Interaction, reproducibility, and publication have fundamental tensions with each other. Jupyter notebooks are trying to do all three in the same software/format, and my sense is that they're starting to strain against those tensions.

2 comments

Notebooks can be reproducible, they just aren’t automatically so. It requires a little bit of effort and discipline, if reproducibility is a goal. https://www.svds.com/jupyter-notebook-best-practices-for-dat... is an excellent starting point. Personally, I use notebooks to keep a record of large computational pipelines. The key is to cache all results to disk. This allows for an iterative process where I modify the notebook, kill the kernel, and rerun everything. Only new calculations will be executed, everything previously calculated will simply be loaded from disk. In the end, I have a reproducible record of the entire project (and rerunning the notebook is fast) This kind of make-like functionality is implemented through the doit Python package (http://pydoit.org). An example workflow for this is http://clusterjob.readthedocs.io/en/latest/pydoit_pipeline.h...
So basically you write a script instead of a notebook? If you save data on disc, are they still displayed with the rich formating of Jupyter?
Well, it also contains markdown comments (often with LaTeX formulas, so the graphical rendering is appreciated), and, most importantly, plots of the results (which are typically fast to generate, so they are not cached).
I agree, 120%.

I like the r approach so much more.

I mean, as a medium for interactive exploration where you might want graphs and widgets or other rich/dynamic output, I still think the notebook is superior. But as a medium for developing complete, share-able, reproducible data analyses, I do think R has the upper hand.
Graphs, widgets and other rich/dynamic output is also possible with the R approach.

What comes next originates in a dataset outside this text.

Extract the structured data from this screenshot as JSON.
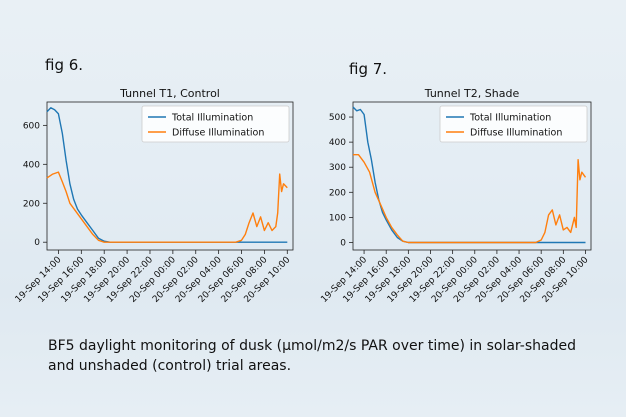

https://rmarkdown.rstudio.com/

Additionally, Rstudio is an incredibly powerful IDE for data analysis.

EDIT: Interestingly, however, I still use ESS https://ess.r-project.org/ but that's because I love Emacs too much :D

I understand. I believe I pointed that all out my comment above. I wasn't saying that I find the notebooks superior because they allow for rich & dynamic output, but that I find it superior to RStudio when all you want is a quick exploratory REPL capable of rich/dynamic output. I simply find it easier to fire up a notebook and start noodling around than writing an RMarkdown notebook. That really only holds if I'm not overly concerned with keeping or sharing the notebook. Otherwise, I believe RMarkdown is the better option.

I also tend gravitate towards ESS, and probably split my R development time between emacs and RStudio. I've even written a very kludgy Rmd notebook mode that uses overlays to show evaluation results from code chunks. But RStudio is very well-designed and ESS just doesn't compare feature-wise, sadly.

I just like python pandas better than R.
Not me. I'd take dplyr and related libraries over pandas any day. I've been using pandas for 6 years and I'm still regularly tripped up by parts of its API.